DateTime meter_1_value meter_2_value meter_3_value meter_4_value
-------- ------------- ------------- ------------- -------------
2016-06-02 16:24:51 66.2328186035 42.36146875 21.111986762693 5.29687
2016-06-02 16:24:52 70.2328186035 43.36146875 22.111988062695 2.29685
2016-06-02 16:24:53 80.2328186035 40.36120465 23.111988762653 8.29675
2016-06-02 16:24:54 90.2328186035 49.36120685 24.111986762693 5.29875


So as you can see, there would be A LOT less rows and sum/average can be done way easier this way. Figuring which value belongs to which meter in this case will not be a problem.

Edit: The row->column query is hacky and looks like this:

DROP VIEW IF EXISTS v_temp;

CREATE OR REPLACE VIEW v_temp AS
(
SELECT m.datatime,

MAX(IF(metername = 1, metervaluevalue, null)) as "meter1",
MAX(IF(metername = 2, metervaluevalue, null)) as "meter2",
MAX(IF(metername = 3, metervaluevalue, null)) as "meter3"

FROM meters m

WHERE m.datatime >= CAST("2016-05-09 00:00:00" AS DATETIME)
AND m.datatime <= CAST("2016-05-11 23:59:00" AS DATETIME)

GROUP BY datatime
);

SELECT datatime,

ROUND(AVG(meter1), 0) as meter1_avg,
ROUND(AVG(meter2), 0) as meter2_avg,
ROUND(AVG(meter3), 0) as meter3_avg

FROM v_temp

GROUP BY DATE(datatime), HOUR(datatime), MINUTE(datatime)
ORDER BY datatime ASC

Answer

So is this a good idea to basically turn those 50 rows into columns of the table?

In your position I would keep the existing structure and add a summary table that maintains the number of records for each meter and also the sum. I would not bother to keep an average because that can be calculated quite easily from the count and the sum.

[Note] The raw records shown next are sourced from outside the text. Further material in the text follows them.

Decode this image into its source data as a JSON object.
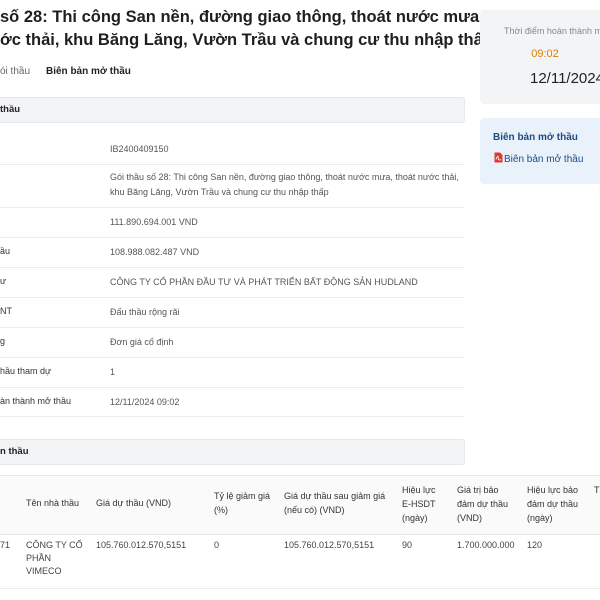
{
  "page": {
    "title_line1": "số 28: Thi công San nền, đường giao thông, thoát nước mưa,",
    "title_line2": "ớc thải, khu Băng Lăng, Vườn Trầu và chung cư thu nhập thấp"
  },
  "tabs": [
    {
      "label": "ói thầu"
    },
    {
      "label": "Biên bản mở thầu"
    }
  ],
  "info_section": {
    "title": "thầu",
    "rows": [
      {
        "label": "",
        "value": "IB2400409150"
      },
      {
        "label": "",
        "value": "Gói thầu số 28: Thi công San nền, đường giao thông, thoát nước mưa, thoát nước thải, khu Băng Lăng, Vườn Trầu và chung cư thu nhập thấp"
      },
      {
        "label": "",
        "value": "111.890.694.001 VND"
      },
      {
        "label": "ầu",
        "value": "108.988.082.487 VND"
      },
      {
        "label": "ư",
        "value": "CÔNG TY CỔ PHẦN ĐẦU TƯ VÀ PHÁT TRIỂN BẤT ĐỘNG SẢN HUDLAND"
      },
      {
        "label": "NT",
        "value": "Đấu thầu rộng rãi"
      },
      {
        "label": "g",
        "value": "Đơn giá cố định"
      },
      {
        "label": "hầu tham dự",
        "value": "1"
      },
      {
        "label": "àn thành mở thầu",
        "value": "12/11/2024 09:02"
      }
    ]
  },
  "bidder_section": {
    "title": "n thầu",
    "columns": [
      "Tên nhà thầu",
      "Giá dự thầu (VND)",
      "Tỷ lệ giảm giá (%)",
      "Giá dự thầu sau giảm giá (nếu có) (VND)",
      "Hiệu lực E-HSDT (ngày)",
      "Giá trị bảo đảm dự thầu (VND)",
      "Hiệu lực bảo đảm dự thầu (ngày)",
      "T"
    ],
    "rows": [
      {
        "code": "71",
        "name": "CÔNG TY CỔ PHẦN VIMECO",
        "bid_price": "105.760.012.570,5151",
        "discount": "0",
        "price_after_discount": "105.760.012.570,5151",
        "validity_days": "90",
        "guarantee_value": "1.700.000.000",
        "guarantee_validity": "120"
      }
    ]
  },
  "side_card": {
    "label": "Thời điểm hoàn thành m",
    "time": "09:02",
    "date": "12/11/2024"
  },
  "minutes_card": {
    "title": "Biên bản mở thầu",
    "link": "Biên bản mở thầu",
    "icon": "pdf-icon",
    "icon_color": "#e03a2f"
  },
  "colors": {
    "accent_orange": "#e07b00",
    "link_blue": "#1c4c80",
    "card_blue_bg": "#e9f1fb"
  }
}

Which would basically divide the amount of rows by 50 and make summing a lot easier, because now I can just sum every row to get:

id, datetime, meter_1_value_summed, meter_2_value_summed, ..., meter_n_value_summed

So is this a good idea to basically turn those 50 rows into columns of the table? I also tried doing

I believe that this would not give you a definite advantage because you would be doing a full table scan and calculating for all 50 columns. That could turn out to be much slower than the current summation.

Using an index as suggested by Gordon will help you get the sum and average for a single meter but if you would need to sum and average for all the meters you would still be reading the full table. Slow.

The summary table.

My proposed summary table would be something like this

meter_number, num_records, summation.

You would be updating this table with the aid of a trigger so that calculation is a trivial addition. Retrieval of the sum and average is a trivial query, you need to read only 50 records. No calculations except for summation/num_records.